The command tent burned. The tracers had either lit the canvas on fire or knocked over the stove. Men darted toward the inferno, trying fruitlessly to enter the burning structure, already collapsed on one side. The roof canted hard, which made Chad think about the strobe.

He found it on the ground a couple yards from where it had slid off the roof. He didn’t even try to make it look like he was rescuing Burnham.

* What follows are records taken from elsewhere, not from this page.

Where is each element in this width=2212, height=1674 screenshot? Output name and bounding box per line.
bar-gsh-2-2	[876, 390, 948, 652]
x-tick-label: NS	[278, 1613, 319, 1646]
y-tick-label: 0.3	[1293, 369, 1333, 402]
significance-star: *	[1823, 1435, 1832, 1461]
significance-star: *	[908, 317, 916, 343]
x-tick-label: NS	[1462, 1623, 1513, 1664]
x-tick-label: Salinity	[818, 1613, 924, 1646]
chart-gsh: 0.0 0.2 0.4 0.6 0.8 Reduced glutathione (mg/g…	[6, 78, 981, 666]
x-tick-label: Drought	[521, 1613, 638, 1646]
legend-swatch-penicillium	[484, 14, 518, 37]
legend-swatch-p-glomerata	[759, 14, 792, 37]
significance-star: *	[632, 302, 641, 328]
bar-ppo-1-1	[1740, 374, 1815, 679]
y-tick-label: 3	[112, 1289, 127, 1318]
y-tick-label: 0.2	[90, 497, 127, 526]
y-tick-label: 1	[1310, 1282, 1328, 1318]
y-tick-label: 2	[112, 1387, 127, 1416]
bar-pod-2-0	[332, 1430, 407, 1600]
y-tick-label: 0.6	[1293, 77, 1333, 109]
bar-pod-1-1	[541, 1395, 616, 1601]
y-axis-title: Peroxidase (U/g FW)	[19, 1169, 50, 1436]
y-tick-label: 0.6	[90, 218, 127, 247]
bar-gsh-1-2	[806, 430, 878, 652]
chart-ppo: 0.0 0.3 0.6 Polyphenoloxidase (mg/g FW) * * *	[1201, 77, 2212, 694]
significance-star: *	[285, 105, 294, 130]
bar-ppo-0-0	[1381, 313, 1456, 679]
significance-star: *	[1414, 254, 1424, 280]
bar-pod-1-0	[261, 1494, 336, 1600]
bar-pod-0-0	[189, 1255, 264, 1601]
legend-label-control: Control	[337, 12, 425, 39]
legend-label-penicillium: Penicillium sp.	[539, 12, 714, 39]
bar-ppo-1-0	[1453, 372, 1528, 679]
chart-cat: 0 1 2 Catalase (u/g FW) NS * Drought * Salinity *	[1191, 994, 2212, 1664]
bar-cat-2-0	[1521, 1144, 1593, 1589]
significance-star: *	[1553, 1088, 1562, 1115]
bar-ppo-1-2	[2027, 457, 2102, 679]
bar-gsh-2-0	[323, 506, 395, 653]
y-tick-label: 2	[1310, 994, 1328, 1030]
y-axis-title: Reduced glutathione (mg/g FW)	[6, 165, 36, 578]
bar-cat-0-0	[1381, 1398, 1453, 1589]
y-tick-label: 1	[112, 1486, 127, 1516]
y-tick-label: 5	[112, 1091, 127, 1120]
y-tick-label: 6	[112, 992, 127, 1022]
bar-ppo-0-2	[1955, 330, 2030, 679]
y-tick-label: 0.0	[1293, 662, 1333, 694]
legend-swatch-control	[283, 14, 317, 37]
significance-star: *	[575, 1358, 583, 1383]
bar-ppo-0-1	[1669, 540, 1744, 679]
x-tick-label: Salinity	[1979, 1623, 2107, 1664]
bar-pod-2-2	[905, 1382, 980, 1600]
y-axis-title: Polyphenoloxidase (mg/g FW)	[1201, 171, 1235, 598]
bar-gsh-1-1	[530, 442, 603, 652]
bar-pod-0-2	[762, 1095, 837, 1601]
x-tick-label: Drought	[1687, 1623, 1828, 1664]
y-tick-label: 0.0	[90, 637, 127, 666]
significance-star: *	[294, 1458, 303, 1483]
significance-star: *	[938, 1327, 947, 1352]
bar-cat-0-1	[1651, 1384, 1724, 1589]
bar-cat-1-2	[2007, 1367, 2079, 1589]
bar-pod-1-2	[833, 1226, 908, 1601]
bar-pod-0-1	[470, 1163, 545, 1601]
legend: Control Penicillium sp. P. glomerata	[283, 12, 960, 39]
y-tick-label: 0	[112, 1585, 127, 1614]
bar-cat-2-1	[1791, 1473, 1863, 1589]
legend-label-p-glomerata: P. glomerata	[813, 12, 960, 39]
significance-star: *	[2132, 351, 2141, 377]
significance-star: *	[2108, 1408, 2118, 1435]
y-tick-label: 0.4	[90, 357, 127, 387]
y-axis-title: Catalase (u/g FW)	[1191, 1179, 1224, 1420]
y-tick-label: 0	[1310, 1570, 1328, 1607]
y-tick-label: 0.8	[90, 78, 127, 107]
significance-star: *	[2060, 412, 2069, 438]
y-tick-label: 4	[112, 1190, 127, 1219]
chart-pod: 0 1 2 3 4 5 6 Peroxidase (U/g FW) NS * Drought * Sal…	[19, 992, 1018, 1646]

Elder Clawson appeared out of the darkness, panting, wearing just his hunting pants and a Mormon undershirt. “Where’s the Prophet?”

“He’s dead.” Chad pointed toward the burning tent.

“The heck he is!” Clawson raced to the door of the wall tent and ducked inside only to stumble right back out, coughing.

Chad pulled him away from the tent and pounded his back. “He’s dead. It’s not just the fire. Someone hosed his tent with a belt-fed.”

Elder Clawson looked up at Chad, confused. “Who?”

“The enemy, sir.” The look of confusion on the face of his commanding officer persisted. The man coughed again, deep and gravely. Chad narrowed his eyes. How could the man be confused? This was war.

The entire camp had watched two days before as the northern Mormons set up an artillery field and defensive fortifications on the other side of the Jordan River. Nobody should’ve been surprised by the idea of an enemy attack. Chad assumed that Elder Clawson had been part of the negotiations between Burnham and the northern church president. Now, he began to wonder.

“They killed him?” Elder Clawson asked, once his coughing got under control. “They killed the prophet with machine guns?”

“Yeah,” Chad answered plainly. “When you poke the bull, sometimes you get the horns. This is war, sir. This is how it works.”

“We’re the same church. How could it come to this? Who would kill an apostle, a prophet?” Chad had to remind himself that this man, his commanding officer, had been a police officer in better times.

“When you bring guns to a party, arguments get out of hand fast.”

The words were lost on the man. His face was painted in disbelief. Then it hardened, licked by the firelight of the burning tent.